I didn't have any cilantro or toasted cashews to serve with this, but it sure makes for a strangely tasty dish when mixed with the rice dish from yesterday. Although this recipe might scare away those of the meat persuasion, it's really filling, probably due to all of the fibre. My favourite part is that it's not too heavy on any strong flavours - I had feared the curry would dominate. Om nom nom!

Sunday, October 7, 2012

Crispy Topped Vegetable Bake

Recipe #94:

Oh, hello there again! Yes, I've fallen off the blogging (and cooking) wagon recently, but now I am back.

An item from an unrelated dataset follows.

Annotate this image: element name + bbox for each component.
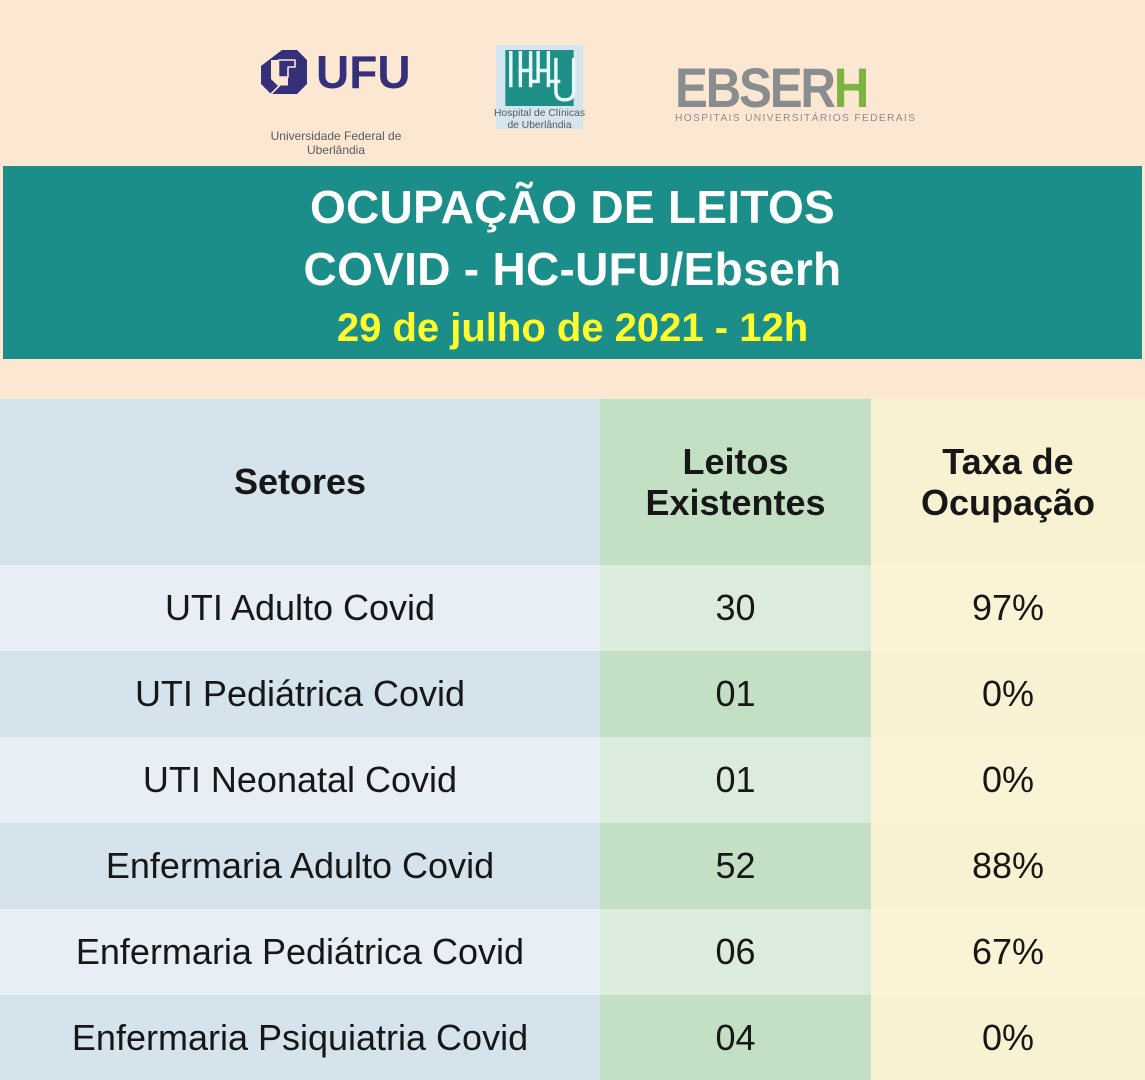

For those of us in Canada, it's Thanksgiving weekend as I write. As always, I am thankful for many things in my life, but, in particular, I am thankful for the bonds of family and friendship that exist across the miles that separate me from most of mine. This is the 3rd Thanksgiving in a row that I have missed with my family, and I miss them very much.

As with most holidays, The Meatatarian and I don't really do much to celebrate them unless we have guests or are guests elsewhere at the time. I bought some turkey pepperettes yesterday as my nod to the occasion, but we're mostly just eating random food. I did have some broccoli and cauliflower hulking in the fridge this week so I decided to try this recipe to use it up.

In addition to the 4 cups of each called for, I added about 1 1/2 cups of baby red potatoes. I cut them small so that they were approximately the same size as the cut broccoli and cauliflower. We did not have skim milk on hand so I used 1%, and I used regular mozzarella cheese since I find the light  or fat-free versions rather disgusting. I went with the microwave instructions for the sauce (bottom of Kraft page), but found that it was not nearly thickened enough after 4 minutes. I think I nuked it for about 8 minutes in total - 1 or 2 minutes, stir, repeat until satisfied. Somehow, I ended up with sauce all over my sweatshirt, oven mitt, forearm and even in my nose. Don't ask.

I found the end product to be rather tasty although some of my potato pieces are slightly undercooked. Next time, I'll boil them for an extra few minutes before adding the cauliflower and broccoli. The stuffing on my version is a bit like hard clumps of crust in a few places - you might want to take the time (I lack the patience) to spread it more carefully before it goes in the oven. Regardless, we'll both eat this recipe so it's a way to get more vegetables into our bellies. That's what I consider to be success.